Denver has been a special place for me. That first visit on a skiing vacation back in 1983 was the awakening of a new wonder for me – the wonder of the Rocky Mountains – a wonder that has never faded. Denver was the mountain gateway, forever associated with amazing canyons, ski resorts and passes that have become legendary in my own mind. With nostalgia clear as crystal, I can see the highways, hotels, and restaurants (yes, we visited Casa Bonita) we patronized on those early trips. I can still remember walking through the old Stapleton airport with the huge ski bags headed for the car rental counter with my family, eager to get out of Denver and “up the hill.” I remember leaving Denver via automobile at the end of our vacation, turned around in the back seat watching with discouragement as the mountains faded into the haze as we rushed northeast on I-76, already plotting for when I could return again.
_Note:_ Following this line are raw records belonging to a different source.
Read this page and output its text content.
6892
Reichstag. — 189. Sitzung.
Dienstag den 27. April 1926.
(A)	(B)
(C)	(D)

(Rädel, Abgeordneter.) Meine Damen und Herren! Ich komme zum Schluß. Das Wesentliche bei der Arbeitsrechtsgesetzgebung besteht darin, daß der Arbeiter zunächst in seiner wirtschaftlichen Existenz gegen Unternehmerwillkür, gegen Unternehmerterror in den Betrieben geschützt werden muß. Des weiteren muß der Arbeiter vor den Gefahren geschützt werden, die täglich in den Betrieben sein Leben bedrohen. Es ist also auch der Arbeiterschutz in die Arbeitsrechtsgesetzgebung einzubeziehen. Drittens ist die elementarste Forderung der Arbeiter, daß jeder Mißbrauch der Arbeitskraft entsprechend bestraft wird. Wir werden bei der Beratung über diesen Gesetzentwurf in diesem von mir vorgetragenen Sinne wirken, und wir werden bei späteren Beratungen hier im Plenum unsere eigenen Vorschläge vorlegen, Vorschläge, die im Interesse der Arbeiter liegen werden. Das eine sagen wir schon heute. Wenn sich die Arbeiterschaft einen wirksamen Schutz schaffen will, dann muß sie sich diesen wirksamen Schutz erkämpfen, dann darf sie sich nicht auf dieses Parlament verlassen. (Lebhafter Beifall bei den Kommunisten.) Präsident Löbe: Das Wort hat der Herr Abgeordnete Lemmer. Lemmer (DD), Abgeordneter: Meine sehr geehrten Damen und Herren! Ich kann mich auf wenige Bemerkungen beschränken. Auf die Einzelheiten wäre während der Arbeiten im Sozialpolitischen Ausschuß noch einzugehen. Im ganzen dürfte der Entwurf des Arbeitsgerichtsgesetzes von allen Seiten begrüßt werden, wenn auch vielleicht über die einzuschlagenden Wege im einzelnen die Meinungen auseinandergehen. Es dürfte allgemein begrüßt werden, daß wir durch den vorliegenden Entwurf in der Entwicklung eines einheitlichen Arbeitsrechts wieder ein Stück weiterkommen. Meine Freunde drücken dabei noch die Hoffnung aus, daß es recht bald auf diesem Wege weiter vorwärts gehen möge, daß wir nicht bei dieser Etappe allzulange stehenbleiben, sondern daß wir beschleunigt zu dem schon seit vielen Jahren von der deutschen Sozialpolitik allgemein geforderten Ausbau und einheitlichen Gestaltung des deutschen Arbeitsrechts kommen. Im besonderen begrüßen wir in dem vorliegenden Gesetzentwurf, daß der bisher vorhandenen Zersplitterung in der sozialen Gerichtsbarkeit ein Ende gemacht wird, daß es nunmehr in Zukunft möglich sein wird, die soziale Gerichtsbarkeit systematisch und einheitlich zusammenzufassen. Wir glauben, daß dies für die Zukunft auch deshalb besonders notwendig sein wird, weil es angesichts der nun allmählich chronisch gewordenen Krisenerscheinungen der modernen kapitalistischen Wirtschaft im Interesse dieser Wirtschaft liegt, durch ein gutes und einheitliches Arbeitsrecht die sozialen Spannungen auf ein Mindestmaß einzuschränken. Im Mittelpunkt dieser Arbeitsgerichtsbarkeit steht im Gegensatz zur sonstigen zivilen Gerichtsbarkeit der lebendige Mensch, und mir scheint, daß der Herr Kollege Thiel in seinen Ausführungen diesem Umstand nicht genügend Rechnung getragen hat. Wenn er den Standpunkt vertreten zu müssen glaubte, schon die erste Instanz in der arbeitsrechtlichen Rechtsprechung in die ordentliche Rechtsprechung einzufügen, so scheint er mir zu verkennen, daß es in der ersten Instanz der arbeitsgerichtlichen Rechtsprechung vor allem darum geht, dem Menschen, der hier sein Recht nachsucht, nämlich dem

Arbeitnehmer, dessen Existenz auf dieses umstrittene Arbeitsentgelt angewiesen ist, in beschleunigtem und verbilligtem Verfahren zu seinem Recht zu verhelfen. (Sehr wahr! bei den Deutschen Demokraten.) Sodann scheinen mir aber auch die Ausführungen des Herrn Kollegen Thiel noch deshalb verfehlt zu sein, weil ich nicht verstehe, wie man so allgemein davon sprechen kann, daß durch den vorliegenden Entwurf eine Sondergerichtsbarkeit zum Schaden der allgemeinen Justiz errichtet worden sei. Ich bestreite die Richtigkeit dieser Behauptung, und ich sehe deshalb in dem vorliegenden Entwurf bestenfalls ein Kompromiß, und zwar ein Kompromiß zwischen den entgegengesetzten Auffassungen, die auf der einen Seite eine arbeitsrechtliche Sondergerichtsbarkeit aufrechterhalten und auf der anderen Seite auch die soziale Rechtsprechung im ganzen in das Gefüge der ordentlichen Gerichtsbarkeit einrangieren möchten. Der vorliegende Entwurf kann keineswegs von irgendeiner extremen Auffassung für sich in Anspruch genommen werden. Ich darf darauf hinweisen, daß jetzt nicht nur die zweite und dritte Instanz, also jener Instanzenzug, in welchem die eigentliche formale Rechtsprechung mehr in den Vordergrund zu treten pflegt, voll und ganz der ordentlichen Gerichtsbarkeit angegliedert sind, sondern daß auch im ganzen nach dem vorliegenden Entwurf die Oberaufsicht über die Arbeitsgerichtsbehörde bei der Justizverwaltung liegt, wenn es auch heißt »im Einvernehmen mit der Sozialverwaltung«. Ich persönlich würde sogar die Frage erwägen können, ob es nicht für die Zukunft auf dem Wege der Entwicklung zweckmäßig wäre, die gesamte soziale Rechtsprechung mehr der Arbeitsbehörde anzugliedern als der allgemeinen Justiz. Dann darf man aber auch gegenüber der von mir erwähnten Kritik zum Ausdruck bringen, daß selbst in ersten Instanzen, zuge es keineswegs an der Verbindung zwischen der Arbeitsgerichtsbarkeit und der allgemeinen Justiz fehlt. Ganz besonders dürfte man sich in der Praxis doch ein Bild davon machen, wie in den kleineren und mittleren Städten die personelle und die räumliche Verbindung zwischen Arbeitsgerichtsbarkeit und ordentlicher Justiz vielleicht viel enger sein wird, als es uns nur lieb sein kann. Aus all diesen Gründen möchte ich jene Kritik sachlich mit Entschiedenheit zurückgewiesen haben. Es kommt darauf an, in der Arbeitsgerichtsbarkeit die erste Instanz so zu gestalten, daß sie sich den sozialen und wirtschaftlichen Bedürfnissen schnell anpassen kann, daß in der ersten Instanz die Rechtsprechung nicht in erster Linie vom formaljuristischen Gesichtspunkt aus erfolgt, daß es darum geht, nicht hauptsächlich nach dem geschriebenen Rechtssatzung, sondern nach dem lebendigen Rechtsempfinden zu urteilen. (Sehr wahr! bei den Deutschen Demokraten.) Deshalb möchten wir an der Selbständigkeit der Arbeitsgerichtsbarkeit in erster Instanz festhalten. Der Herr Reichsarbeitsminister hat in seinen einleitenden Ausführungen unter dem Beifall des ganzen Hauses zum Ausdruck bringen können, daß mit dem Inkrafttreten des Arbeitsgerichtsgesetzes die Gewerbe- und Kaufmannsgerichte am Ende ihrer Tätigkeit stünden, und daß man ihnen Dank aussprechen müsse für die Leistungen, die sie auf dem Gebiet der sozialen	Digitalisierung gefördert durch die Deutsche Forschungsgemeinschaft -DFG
The significance of Denver changed for me about three years ago. An organization with headquarters in Denver – south Downing street to be exact – hired me to be the Senior pastor of one of its constituent congregations in Colorado Springs in 2005. After three years of ministry there, in early 2008, the corporate leaders of that organization suddenly pulled the plug on my assignment and started sending me to different “Siberian” churches of the state each week to preach.

Through that experience, Denver rapidly became a whole different story. I came to remember restaurants, not with anticipation of joy and fun, but as places where pages of false accusations were shoved across a table to me in a blindsided move by individuals who had promised to support me. I came to remember committee rooms as places where people who I thought were friends and mentors, scowled at me with indecipherable malice in a communist-style punishment that didn't fit the “crime”. I came to remember offices where those corporate leaders demanded apologies from myself and my wife for petty mistakes, only to sit there silently when I asked for help to deal with troubling situations.

I left that organization to its own issues in the spring of 2008. But since then I've noticed that the drive through Denver is mixed with the recollection of the faces and events that brought significant grief to my experience. Each time I pass beneath the Downing street bridge on I-25 I remember for a moment those hallways, offices and conference rooms where so much pain and shock was experienced.

But last Thursday night I saw the cross again. We were passing through on I-25 headed to a celebration of my daughter's 14th birthday. It was the first time my family had noticed the cross. First lit for Easter in 1964, the 393 feet high and 254 feet across cross at the Mount Lindo Cemetery has been a beacon for many in Denver for almost 47 years. When my wife and daughter both made comments about it, a profound truth suddenly struck me.

There is a Cross that overlooks my Denver experience. There is a God who has given everything to heal the brokenhearted, proclaim liberty to the captives, release prisoners and to comfort all who mourn. There is a God behind that Cross who can restore and redeem the serendipitous joy Denver once meant to me.

Denver won't be the same for me any more. The memories of pain will be helpless against the reality of transformation God is doing in my life. Denver will forever be a place where God's grace has triumphed over human agendas.

I look forward to my next trip to Denver. Whether it's day or night, I plan to think about the Cross. I plan to think about the efforts my Father has made to rescue, restore and redeem me. I plan to make that drive through Denver a forever monument to His grace and a reminder to take courage in what He can do.